All incident waves, regardless of their wavelength, interact through resonance with objects of the same order of magnitude. This resonance induces a rotation or vibration of the molecules, resulting in heat emission.
In the visible domain (λ = 0.4 μm to 0.7 μm), the ‘objects’ with which the wave interacts are the electrons of the outermost electron shells of the atoms encountered. These are the so-called valence electrons that are important for chemical bonds. In the infrared (λ = 0.7 μm to 0.1 mm) there is interaction with atoms or molecules in their entirety.
In relation to microwaves (λ = 1 mm to 1 m), individual objects on earth are relatively small (e.g. leaves on trees, branches, window sills, pebbles, etc.) and therefore radar is sensitive to the roughness and structure of the surface. Whether we should consider an object or surface as ‘rough’ or ‘smooth’ in remote sensing is therefore actually relative to the wavelength.
Radiation and the atmosphere
When radiation reaches an object, it can absorb some of it and reflect some of it. In any case, the properties of the electromagnetic radiation will be changed, but the total energy is retained. The sum of the reflected, absorbed and transmitted energy is therefore always equal to the incident energy.
The reflected radiation is particularly interesting for remote sensing because it can be measured directly and tells us something about the reflecting object. Due to partial reflection of the incident sunlight, we perceive objects in different colours. However, we cannot see all the reflected light. Near and mid-infrared light, for example, which is strongly reflected by plants, is invisible to the human eye. Fortunately, the sensors we use for remote sensing can capture this.
Absorption of energy then causes warming and radiation in the form of thermal infrared. This is invisible to our eyes, but can often be felt and also detected with sensors.
The angle of incidence of the radiation and the roughness of the surface can influence the reflection. A distinction is made between diffuse reflection (on a rough surface) and specular reflection (on a smooth surface, such as a mirror).
Scattering of the radar signal. Source: Lillesand & Kiefer 2008
In specular reflection, the incoming radiation is reflected in a dominant direction, more specifically mirrored according to the angle of incidence relative to the normal vector at the point of incidence. If this radiation originates from a radar on board an aeroplane or satellite (active remote sensing), the sensor will consequently be unable to detect the transmitted signal. If, on the other hand, there is another reflective surface perpendicular to the incident surface, the reflected wave will have the same direction due to the double reflection and will be detected by the sensor at its maximum.

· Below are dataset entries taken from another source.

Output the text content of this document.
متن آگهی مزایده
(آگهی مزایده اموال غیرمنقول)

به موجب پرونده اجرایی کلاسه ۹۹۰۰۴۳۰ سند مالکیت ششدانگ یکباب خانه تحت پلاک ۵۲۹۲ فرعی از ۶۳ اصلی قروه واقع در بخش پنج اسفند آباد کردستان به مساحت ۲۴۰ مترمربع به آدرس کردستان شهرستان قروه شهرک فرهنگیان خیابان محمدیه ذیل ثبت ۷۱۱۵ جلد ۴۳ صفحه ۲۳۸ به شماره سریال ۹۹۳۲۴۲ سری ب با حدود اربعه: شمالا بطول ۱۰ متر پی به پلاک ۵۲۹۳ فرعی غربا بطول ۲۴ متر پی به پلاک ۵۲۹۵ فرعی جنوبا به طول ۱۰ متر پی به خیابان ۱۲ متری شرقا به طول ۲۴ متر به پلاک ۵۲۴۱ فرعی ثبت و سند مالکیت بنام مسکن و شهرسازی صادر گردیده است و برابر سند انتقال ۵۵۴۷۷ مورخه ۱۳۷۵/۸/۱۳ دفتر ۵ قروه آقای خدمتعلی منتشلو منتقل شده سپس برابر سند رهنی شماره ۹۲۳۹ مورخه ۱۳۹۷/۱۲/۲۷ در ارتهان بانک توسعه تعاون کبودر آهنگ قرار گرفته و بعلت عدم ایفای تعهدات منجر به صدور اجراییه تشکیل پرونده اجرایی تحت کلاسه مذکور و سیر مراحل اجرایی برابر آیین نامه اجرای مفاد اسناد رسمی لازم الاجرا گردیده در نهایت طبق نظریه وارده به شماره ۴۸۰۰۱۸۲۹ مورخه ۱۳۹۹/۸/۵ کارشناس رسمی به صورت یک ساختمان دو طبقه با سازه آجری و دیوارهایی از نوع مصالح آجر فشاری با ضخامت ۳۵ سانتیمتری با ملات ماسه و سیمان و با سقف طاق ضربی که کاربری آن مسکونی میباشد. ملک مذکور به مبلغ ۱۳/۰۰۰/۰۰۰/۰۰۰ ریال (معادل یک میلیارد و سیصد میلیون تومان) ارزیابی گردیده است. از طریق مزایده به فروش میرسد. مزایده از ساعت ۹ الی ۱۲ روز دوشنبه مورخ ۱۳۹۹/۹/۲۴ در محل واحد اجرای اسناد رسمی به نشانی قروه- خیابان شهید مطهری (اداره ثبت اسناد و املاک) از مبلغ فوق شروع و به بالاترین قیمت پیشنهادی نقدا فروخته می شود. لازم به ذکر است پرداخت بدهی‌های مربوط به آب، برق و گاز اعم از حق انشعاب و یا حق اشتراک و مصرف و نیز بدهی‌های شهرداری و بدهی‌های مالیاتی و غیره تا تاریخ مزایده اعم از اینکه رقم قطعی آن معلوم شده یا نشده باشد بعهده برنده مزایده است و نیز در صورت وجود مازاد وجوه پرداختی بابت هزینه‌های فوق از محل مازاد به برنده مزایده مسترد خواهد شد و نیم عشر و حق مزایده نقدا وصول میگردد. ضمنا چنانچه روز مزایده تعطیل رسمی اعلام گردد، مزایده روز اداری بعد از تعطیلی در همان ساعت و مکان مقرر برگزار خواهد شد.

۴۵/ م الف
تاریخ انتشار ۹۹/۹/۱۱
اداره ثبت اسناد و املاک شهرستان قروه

As the roughness of the surface increases and a wide variety of reflected waves are created, the number of different directions in which they are reflected will also increase. This is diffuse reflection.
Finally, with volume scattering, the radiation is transmitted in a medium from one component to another, resulting in multiple scattering. In nature, for example, treetops, deep dry sand and snow typically act as volume scatterers of microwave radiation.
Source: Images de synthèse
At radar wavelengths, the electrical permittivity of the object is important in addition to its roughness and local slope. This is the property of a material to store electrical energy, characterised by the dielectric constant. The lower it is, the deeper the wave can penetrate the material and the less it is reflected. Water has a high dielectric constant of approximately 80, compared to dry natural materials with a dielectric constant of 3 to 8. The intensity of the signal reflected back from the earth's surface in the direction of the sensor (the so-called backscattered signal) will therefore also be influenced by soil moisture. The wetter the soil, the higher the intensity of the backscatter. Conversely, the drier the soil or the canopy, the more the wave can penetrate the environment, the less is reflected and the weaker the backscatter.